The investigator wanted to add a couple more samples since the sample size was fairly small, so recently she sequenced two more pairs of samples and asked me to run the same analysis with the full set. As you can guess, all the nice results vanished.
To check the analysis, I omitted the new samples and re-ran the same analysis I had run previously, on the same samples, and got completely different results: 9 genes upregulated and 12 downregulated.
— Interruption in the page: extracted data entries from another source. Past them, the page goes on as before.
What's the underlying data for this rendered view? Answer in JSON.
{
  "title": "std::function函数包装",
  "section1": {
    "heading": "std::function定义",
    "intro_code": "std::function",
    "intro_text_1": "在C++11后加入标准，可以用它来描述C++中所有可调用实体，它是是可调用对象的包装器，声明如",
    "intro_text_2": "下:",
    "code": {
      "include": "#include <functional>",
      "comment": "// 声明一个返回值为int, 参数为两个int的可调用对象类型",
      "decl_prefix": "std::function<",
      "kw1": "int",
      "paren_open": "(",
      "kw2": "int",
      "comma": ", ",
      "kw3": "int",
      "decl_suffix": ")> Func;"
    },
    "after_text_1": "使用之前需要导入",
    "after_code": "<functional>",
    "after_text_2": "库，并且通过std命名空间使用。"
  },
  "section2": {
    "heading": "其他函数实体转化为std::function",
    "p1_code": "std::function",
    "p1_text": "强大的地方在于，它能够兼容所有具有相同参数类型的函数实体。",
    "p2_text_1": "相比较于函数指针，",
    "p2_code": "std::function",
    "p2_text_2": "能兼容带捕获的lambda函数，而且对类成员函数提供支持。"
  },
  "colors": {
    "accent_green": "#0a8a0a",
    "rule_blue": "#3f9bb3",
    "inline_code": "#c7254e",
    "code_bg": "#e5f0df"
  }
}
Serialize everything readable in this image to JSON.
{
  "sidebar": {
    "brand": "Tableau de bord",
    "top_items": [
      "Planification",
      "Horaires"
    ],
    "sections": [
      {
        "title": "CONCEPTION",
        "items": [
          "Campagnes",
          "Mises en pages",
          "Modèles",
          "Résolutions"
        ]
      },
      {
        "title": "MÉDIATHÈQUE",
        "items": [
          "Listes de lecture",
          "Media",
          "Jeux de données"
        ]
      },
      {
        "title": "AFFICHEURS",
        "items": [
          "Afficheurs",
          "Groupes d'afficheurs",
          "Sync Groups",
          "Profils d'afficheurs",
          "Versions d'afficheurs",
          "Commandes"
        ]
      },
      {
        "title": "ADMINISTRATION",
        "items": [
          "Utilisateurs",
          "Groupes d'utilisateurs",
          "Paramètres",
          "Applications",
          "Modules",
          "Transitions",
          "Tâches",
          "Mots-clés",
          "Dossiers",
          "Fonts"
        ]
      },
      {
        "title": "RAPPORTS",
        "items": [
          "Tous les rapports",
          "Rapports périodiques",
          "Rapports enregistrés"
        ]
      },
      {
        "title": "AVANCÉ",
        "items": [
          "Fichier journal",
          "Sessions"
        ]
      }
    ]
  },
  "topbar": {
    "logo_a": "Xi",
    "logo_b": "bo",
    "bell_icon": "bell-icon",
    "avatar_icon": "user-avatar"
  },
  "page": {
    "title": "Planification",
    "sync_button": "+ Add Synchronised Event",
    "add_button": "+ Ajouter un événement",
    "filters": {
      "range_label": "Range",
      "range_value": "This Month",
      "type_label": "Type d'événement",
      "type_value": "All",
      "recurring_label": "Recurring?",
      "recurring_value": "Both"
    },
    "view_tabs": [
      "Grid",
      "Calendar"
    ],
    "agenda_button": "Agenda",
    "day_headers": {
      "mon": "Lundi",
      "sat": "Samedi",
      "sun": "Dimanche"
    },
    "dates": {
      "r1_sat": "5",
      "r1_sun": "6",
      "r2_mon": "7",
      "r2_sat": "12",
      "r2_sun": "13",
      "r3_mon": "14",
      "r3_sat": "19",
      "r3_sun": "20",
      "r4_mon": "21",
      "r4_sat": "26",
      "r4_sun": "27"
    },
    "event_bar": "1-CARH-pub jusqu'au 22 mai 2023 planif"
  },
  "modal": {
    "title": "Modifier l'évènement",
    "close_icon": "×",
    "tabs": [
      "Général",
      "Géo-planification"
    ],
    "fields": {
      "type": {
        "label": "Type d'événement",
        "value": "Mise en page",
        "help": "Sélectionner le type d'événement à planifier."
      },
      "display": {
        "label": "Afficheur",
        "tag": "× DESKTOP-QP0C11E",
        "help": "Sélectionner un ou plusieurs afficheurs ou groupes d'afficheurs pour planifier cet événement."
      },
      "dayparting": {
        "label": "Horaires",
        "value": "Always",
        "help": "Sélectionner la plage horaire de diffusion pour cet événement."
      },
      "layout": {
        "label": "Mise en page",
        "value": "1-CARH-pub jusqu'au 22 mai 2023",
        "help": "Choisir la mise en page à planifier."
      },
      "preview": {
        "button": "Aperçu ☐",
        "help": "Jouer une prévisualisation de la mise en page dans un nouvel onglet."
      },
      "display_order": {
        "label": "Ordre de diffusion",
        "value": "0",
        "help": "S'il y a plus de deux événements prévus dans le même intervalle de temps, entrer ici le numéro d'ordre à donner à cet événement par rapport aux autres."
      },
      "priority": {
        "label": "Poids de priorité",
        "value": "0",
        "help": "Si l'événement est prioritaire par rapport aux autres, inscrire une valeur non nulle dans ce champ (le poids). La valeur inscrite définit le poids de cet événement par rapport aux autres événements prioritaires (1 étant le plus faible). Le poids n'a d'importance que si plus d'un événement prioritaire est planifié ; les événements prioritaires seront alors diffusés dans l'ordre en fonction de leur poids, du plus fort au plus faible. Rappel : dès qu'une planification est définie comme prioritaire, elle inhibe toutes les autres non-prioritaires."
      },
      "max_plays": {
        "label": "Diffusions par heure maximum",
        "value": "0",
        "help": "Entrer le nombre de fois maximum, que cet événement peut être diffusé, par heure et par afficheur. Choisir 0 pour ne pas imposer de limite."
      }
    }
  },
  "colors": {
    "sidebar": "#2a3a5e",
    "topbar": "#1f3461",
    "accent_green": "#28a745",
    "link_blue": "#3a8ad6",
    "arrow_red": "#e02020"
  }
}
To make sure I was doing exactly the same thing both times, I loaded up the saved RData file from the analysis last year. This has the original summarized experiment (se), the DESeqDataSet (dds) after running DESeq(), and the results. I ran exactly the same commands I had run previously, creating a new DESeqDataSet from the same summarized experiement as follows:
dds_new <- DESeqDataSet(se, design = design(dds))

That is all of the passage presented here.